En México existen hoy municipios donde la policía local es, funcionalmente, una extensión del crimen organizado regional. No como excepción. Como norma operativa documentada.
Decirle a esos municipios que el gobierno federal les enviará programas de capacitación no es una estrategia. Es un insulto disfrazado de política pública.
Hablar de fortalecimiento sin hablar de depuración es simulación. Hablar de capacitación sin hablar de infiltración es negación. Hablar de proximidad social mientras policías municipales son asesinadas o subordinadas por cárteles es retórica vacía con presupuesto federal.
El silencio más peligroso: la captura criminal de gobiernos locales
El tercer y más peligroso vacío es el silencio sobre la captura criminal de gobiernos locales.
En mis años de trabajo he podido observar algo que la mayoría de los documentos oficiales evitan con cuidado: la violencia en México ya no puede entenderse como un conflicto entre Estado y crimen.
En amplias regiones del país existe una integración funcional entre élites políticas locales, economías ilegales, redes empresariales y estructuras criminales.
Esa simbiosis no es accidental ni reciente. Es el producto de décadas de instituciones débiles, impunidad estructural y financiamiento político no regulado.
El programa sectorial prácticamente no aborda el financiamiento criminal de campañas, la captura electoral, las redes político-criminales ni la corrupción sistémica municipal.
Y lo que no se nombra no se combate.
Lo que no se mide no se corrige. Lo que no se reconoce oficialmente se normaliza. Esa normalización es la mayor amenaza de largo plazo para la viabilidad del Estado mexicano, y este programa la convierte en política pública por omisión deliberada.
Indicadores para no medir nada: la evaluación como instrumento de simulación
Sobre los indicadores debo ser especialmente severo, porque es el terreno donde la simulación alcanza niveles técnicamente vergonzosos.
Reducir la evaluación de la política de seguridad a tasas de incidencia delictiva es, en el México de 2025, una decisión metodológicamente indefendible.

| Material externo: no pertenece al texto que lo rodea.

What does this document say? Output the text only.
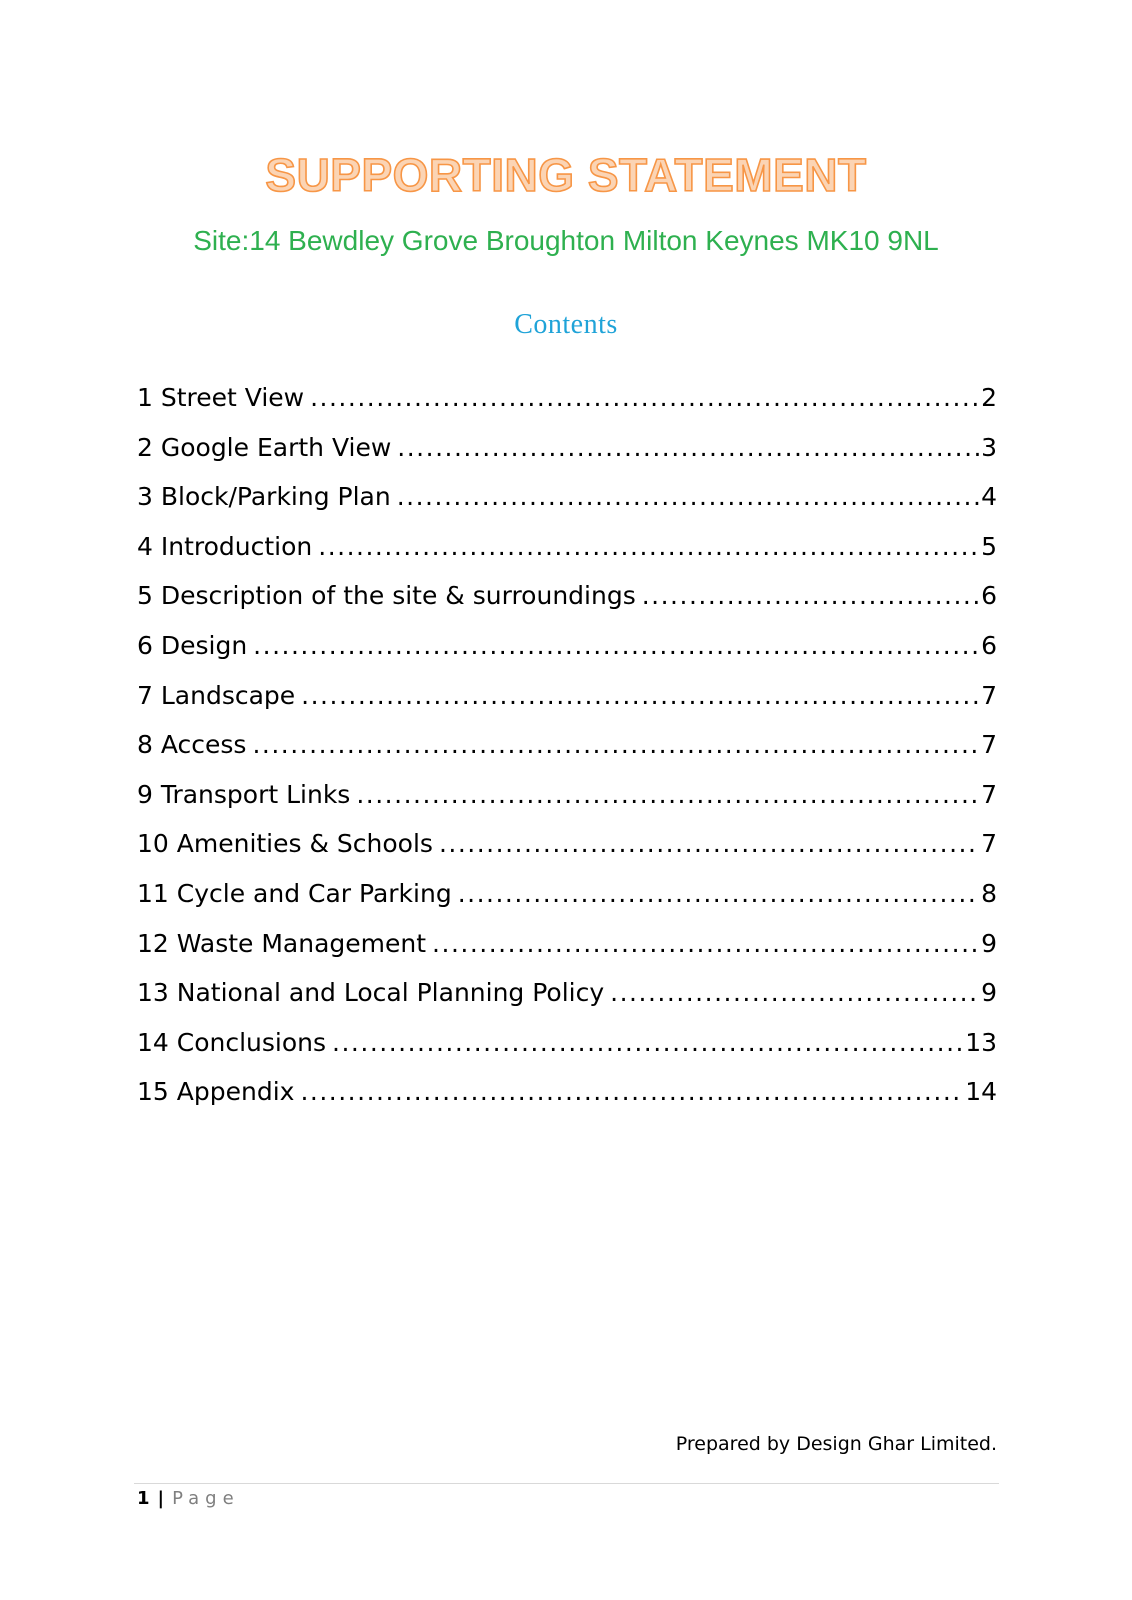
SUPPORTING STATEMENT
Site:14 Bewdley Grove Broughton Milton Keynes MK10 9NL
Contents
1 Street View .....	2
2 Google Earth View .....	3
3 Block/Parking Plan .....	4
4 Introduction .....	5
5 Description of the site & surroundings .....	6
6 Design .....	6
7 Landscape .....	7
8 Access .....	7
9 Transport Links .....	7
10 Amenities & Schools .....	7
11 Cycle and Car Parking .....	8
12 Waste Management .....	9
13 National and Local Planning Policy .....	9
14 Conclusions .....	13
15 Appendix .....	14
Prepared by Design Ghar Limited.
1 | Page
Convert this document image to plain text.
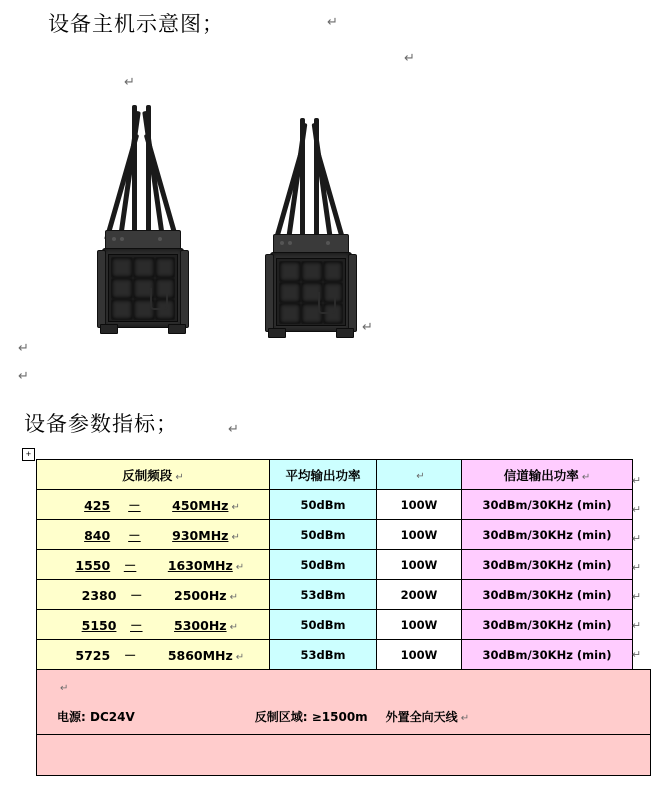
设备主机示意图；
设备参数指标；
↵
↵
↵
↵
↵
↵
↵
+
反制频段 ↵	平均输出功率	↵	信道输出功率 ↵
425 － 450MHz ↵	50dBm	100W	30dBm/30KHz (min)
840 － 930MHz ↵	50dBm	100W	30dBm/30KHz (min)
1550 － 1630MHz ↵	50dBm	100W	30dBm/30KHz (min)
2380 － 2500Hz ↵	53dBm	200W	30dBm/30KHz (min)
5150 － 5300Hz ↵	50dBm	100W	30dBm/30KHz (min)
5725 － 5860MHz ↵	53dBm	100W	30dBm/30KHz (min)
↵
电源: DC24V	反制区域: ≥1500m 外置全向天线 ↵

↵
↵
↵
↵
↵
↵
↵
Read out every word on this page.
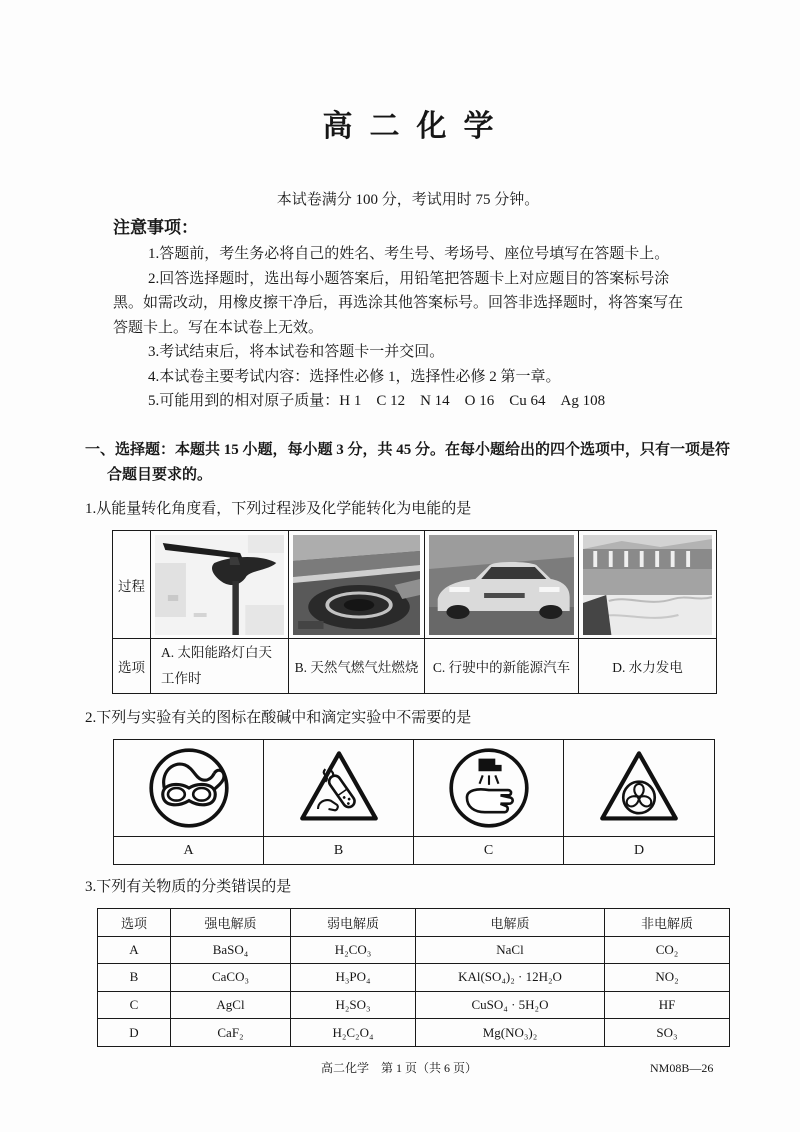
高二化学
本试卷满分 100 分，考试用时 75 分钟。
注意事项：
1.答题前，考生务必将自己的姓名、考生号、考场号、座位号填写在答题卡上。
2.回答选择题时，选出每小题答案后，用铅笔把答题卡上对应题目的答案标号涂
黑。如需改动，用橡皮擦干净后，再选涂其他答案标号。回答非选择题时，将答案写在
答题卡上。写在本试卷上无效。
3.考试结束后，将本试卷和答题卡一并交回。
4.本试卷主要考试内容：选择性必修 1，选择性必修 2 第一章。
5.可能用到的相对原子质量：H 1　C 12　N 14　O 16　Cu 64　Ag 108
一、选择题：本题共 15 小题，每小题 3 分，共 45 分。在每小题给出的四个选项中，只有一项是符
合题目要求的。
1.从能量转化角度看，下列过程涉及化学能转化为电能的是
过程	

选项	A. 太阳能路灯白天工作时	B. 天然气燃气灶燃烧	C. 行驶中的新能源汽车	D. 水力发电
2.下列与实验有关的图标在酸碱中和滴定实验中不需要的是

A	B	C	D
3.下列有关物质的分类错误的是
选项	强电解质	弱电解质	电解质	非电解质
A	BaSO₄	H₂CO₃	NaCl	CO₂
B	CaCO₃	H₃PO₄	KAl(SO₄)₂ · 12H₂O	NO₂
C	AgCl	H₂SO₃	CuSO₄ · 5H₂O	HF
D	CaF₂	H₂C₂O₄	Mg(NO₃)₂	SO₃
高二化学　第 1 页（共 6 页）	NM08B—26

Las tasas de incidencia miden denuncias, no realidad criminal.
En un país con cifra negra superior al 90%, ese indicador mide fundamentalmente la disposición ciudadana a denunciar, no la reducción del crimen.
Un gobierno puede bajar la tasa de incidencia delictiva simplemente haciendo que denunciar sea más difícil, más peligroso o más inútil. Y de eso, desgraciadamente, también tenemos experiencia documentada.
Un sistema de evaluación serio mediría control territorial criminal, desplazamiento forzado, penetración criminal en instituciones, debilitamiento financiero de organizaciones criminales, recuperación real de municipios bajo dominio criminal.